Are these the desert days?
………….Okay.
I wait for manna,
hold my tongue un
-lashed and waiting
for sweetness, the
completeness of something
more than dusty keys and
wordless breeze
through uncut
pages.
…..
Written for dVerse.
i can relate to the being weary of the own voice… i am sometimes and struggle to accept… yet in painting i learned the lesson that it is important to accept our very own stroke – the way we draw lines – we can improve, we learn and add this and that to our trick box but i think it’s good to make peace with what is our own beat and way to say things…ha… i’m talking to myself…see..
smiles
Thanks, claudia. I know we’ve all been there. 😉
ha. i hear you…so switch it up…do something different…write a new topic, a new way…play with a new form…i am not a huge believer in writers block…as much as our own flagging motivation…i look at writing as exercise…and when the routine gets old…i try something new…
Thanks, brian.
Well, dag-blast-it, I’m not tired of it! 🙂
But I get the feelings here – good advice that Brian has – I know this from a work-out perspective that sometimes you really do just need to shorten things up or change something to make it new again.
But you are a super star, De! No matter what!
anne katherine, your encouragement and readership mean SO much to me. Thank you.
waiting for sweetness, the
completeness of something
more than dusty keys
The inspiration to come first before lashing away at the keyboard. It helps if one is to sleep it off to freshen up to complete it the next morning! Nicely De!
Hank
Thank you, kay. 🙂
Sometimes there’s no other thing to do than wait for that inkling and the manna.. and somehow when we do we’re there.. loved the wordplay with inkless – inkling.
Thank you, Bjorn.
You could try a word list. 😉 Dude. You’re just tired. Life has been majorly draining this year. WAY too heavy for us both. Let’s push “do-over” and get busy having some fun. Invite the silly in; then you’ll start to like your voice again. You were born to be a goof, don’t you know?

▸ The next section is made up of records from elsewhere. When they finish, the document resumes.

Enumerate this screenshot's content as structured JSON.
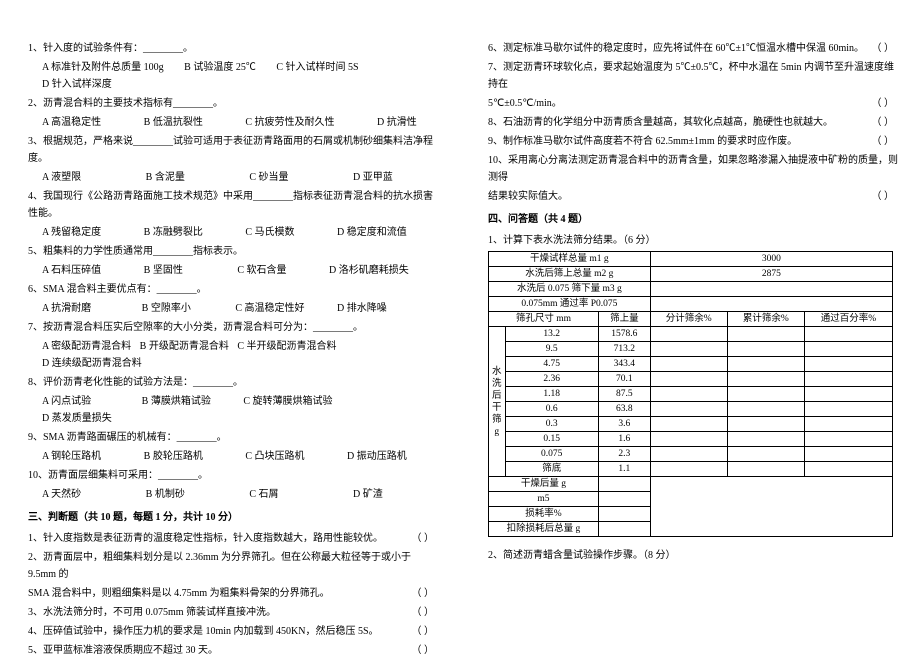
{
  "left": {
    "q1": "1、针入度的试验条件有：________。",
    "q1opts": [
      "A  标准针及附件总质量 100g",
      "B  试验温度 25℃",
      "C  针入试样时间 5S",
      "D  针入试样深度"
    ],
    "q2": "2、沥青混合料的主要技术指标有________。",
    "q2opts": [
      "A  高温稳定性",
      "B  低温抗裂性",
      "C  抗疲劳性及耐久性",
      "D  抗滑性"
    ],
    "q3": "3、根据规范，严格来说________试验可适用于表征沥青路面用的石屑或机制砂细集料洁净程度。",
    "q3opts": [
      "A  液塑限",
      "B  含泥量",
      "C  砂当量",
      "D  亚甲蓝"
    ],
    "q4": "4、我国现行《公路沥青路面施工技术规范》中采用________指标表征沥青混合料的抗水损害性能。",
    "q4opts": [
      "A  残留稳定度",
      "B  冻融劈裂比",
      "C  马氏模数",
      "D  稳定度和流值"
    ],
    "q5": "5、粗集料的力学性质通常用________指标表示。",
    "q5opts": [
      "A  石料压碎值",
      "B  坚固性",
      "C  软石含量",
      "D  洛杉矶磨耗损失"
    ],
    "q6": "6、SMA 混合料主要优点有：________。",
    "q6opts": [
      "A  抗滑耐磨",
      "B  空隙率小",
      "C  高温稳定性好",
      "D  排水降噪"
    ],
    "q7": "7、按沥青混合料压实后空隙率的大小分类，沥青混合料可分为：________。",
    "q7opts": [
      "A  密级配沥青混合料",
      "B  开级配沥青混合料",
      "C  半开级配沥青混合料",
      "D  连续级配沥青混合料"
    ],
    "q8": "8、评价沥青老化性能的试验方法是：________。",
    "q8opts": [
      "A  闪点试验",
      "B  薄膜烘箱试验",
      "C  旋转薄膜烘箱试验",
      "D  蒸发质量损失"
    ],
    "q9": "9、SMA 沥青路面碾压的机械有：________。",
    "q9opts": [
      "A  钢轮压路机",
      "B  胶轮压路机",
      "C  凸块压路机",
      "D  振动压路机"
    ],
    "q10": "10、沥青面层细集料可采用：________。",
    "q10opts": [
      "A  天然砂",
      "B  机制砂",
      "C  石屑",
      "D  矿渣"
    ],
    "sec3": "三、判断题（共 10 题，每题 1 分，共计 10 分）",
    "j1": "1、针入度指数是表征沥青的温度稳定性指标，针入度指数越大，路用性能较优。",
    "j2a": "2、沥青面层中，粗细集料划分是以 2.36mm 为分界筛孔。但在公称最大粒径等于或小于 9.5mm 的",
    "j2b": "SMA 混合料中，则粗细集料是以 4.75mm 为粗集料骨架的分界筛孔。",
    "j3": "3、水洗法筛分时，不可用 0.075mm 筛装试样直接冲洗。",
    "j4": "4、压碎值试验中，操作压力机的要求是 10min 内加载到 450KN，然后稳压 5S。",
    "j5": "5、亚甲蓝标准溶液保质期应不超过 30 天。"
  },
  "right": {
    "j6": "6、测定标准马歇尔试件的稳定度时，应先将试件在 60℃±1℃恒温水槽中保温 60min。",
    "j7a": "7、测定沥青环球软化点，要求起始温度为 5℃±0.5℃，杯中水温在 5min 内调节至升温速度维持在",
    "j7b": "5℃±0.5℃/min。",
    "j8": "8、石油沥青的化学组分中沥青质含量越高，其软化点越高，脆硬性也就越大。",
    "j9": "9、制作标准马歇尔试件高度若不符合 62.5mm±1mm 的要求时应作废。",
    "j10a": "10、采用离心分离法测定沥青混合料中的沥青含量，如果忽略渗漏入抽提液中矿粉的质量，则测得",
    "j10b": "结果较实际值大。",
    "sec4": "四、问答题（共 4 题）",
    "q1r": "1、计算下表水洗法筛分结果。（6 分）",
    "table": {
      "r1": [
        "干燥试样总量 m1 g",
        "3000"
      ],
      "r2": [
        "水洗后筛上总量 m2 g",
        "2875"
      ],
      "r3": [
        "水洗后 0.075 筛下量 m3 g",
        ""
      ],
      "r4": [
        "0.075mm 通过率 P0.075",
        ""
      ],
      "hdr": [
        "筛孔尺寸 mm",
        "筛上量",
        "分计筛余%",
        "累计筛余%",
        "通过百分率%"
      ],
      "sizes": [
        "13.2",
        "9.5",
        "4.75",
        "2.36",
        "1.18",
        "0.6",
        "0.3",
        "0.15",
        "0.075",
        "筛底"
      ],
      "mass": [
        "1578.6",
        "713.2",
        "343.4",
        "70.1",
        "87.5",
        "63.8",
        "3.6",
        "1.6",
        "2.3",
        "1.1"
      ],
      "rowLabel": "水洗后干筛 g",
      "b1": "干燥后量 g",
      "b2": "m5",
      "b3": "损耗率%",
      "b4": "扣除损耗后总量 g"
    },
    "q2r": "2、简述沥青蜡含量试验操作步骤。（8 分）"
  },
  "paren": "（        ）"
}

I LOVE “pluck of phrase.” And “inkless heart.” You know how some poems have great parts and great lines, but they don’t just WOW you as a whole necessarily? Well this is a sublime poem in its entirety. The sound is great, the line breaks are perfect, all your word choices are spot on. And I love the way the title goes into the first line … like, “When a tree falls, I am weary.” That’s the overriding theme here. Pretty much at all times, I’m wiped out.
“Are these the desert days?” … This hinge-line is a great halfway marker. Love the “Okay” that follows. Rough, dry times. Well, I can accept that ’cause I know who’s holding me and what He can deliver, as promised. I will be fed just enough and exactly the right time, and that’s really all that matters. Not my feelings. Not my worth. Not my need to express in perfect words. Just Him.
I love what you did here:
“hold my tongue un
-lashed and waiting
for sweetness” … hold my tongue-un (what you’re doing), unhold my tongue (what you really want to do), un-lashed (you fear you might deserve a lashing), lashed and waiting (mascara on, looking beautiful … just ready and waiting for your heyday) … “sweetness” is the milk-and-honey-spot you know is coming
This is an insanely good ending:
“wordless breeze
through uncut
pages” … Don’t miss what she did here, people. She went back to the title. The trees have fallen and are ready for the machines, but they have not yet been turned into paper. There’s SO much promise in this poem. You’re just in the difficult stages. Your paper will come, love. And your books. Lots and lots of books. But right now is the mommy season. Like annoying older people always say, you will miss it when it’s gone. 🙂
Oh, how I adore you. Thanks for ‘getting’ my ending.
I just got an image in my head of treefalls (instead of waterfalls). And when the trees topple over the top of the cliff, they turn into fluttering pages on the way down. 😉
Ohhhhhhhh. This is groaningly beautiful.
on the same walk, De ~
Happy to have the company, grapeling. Thank you.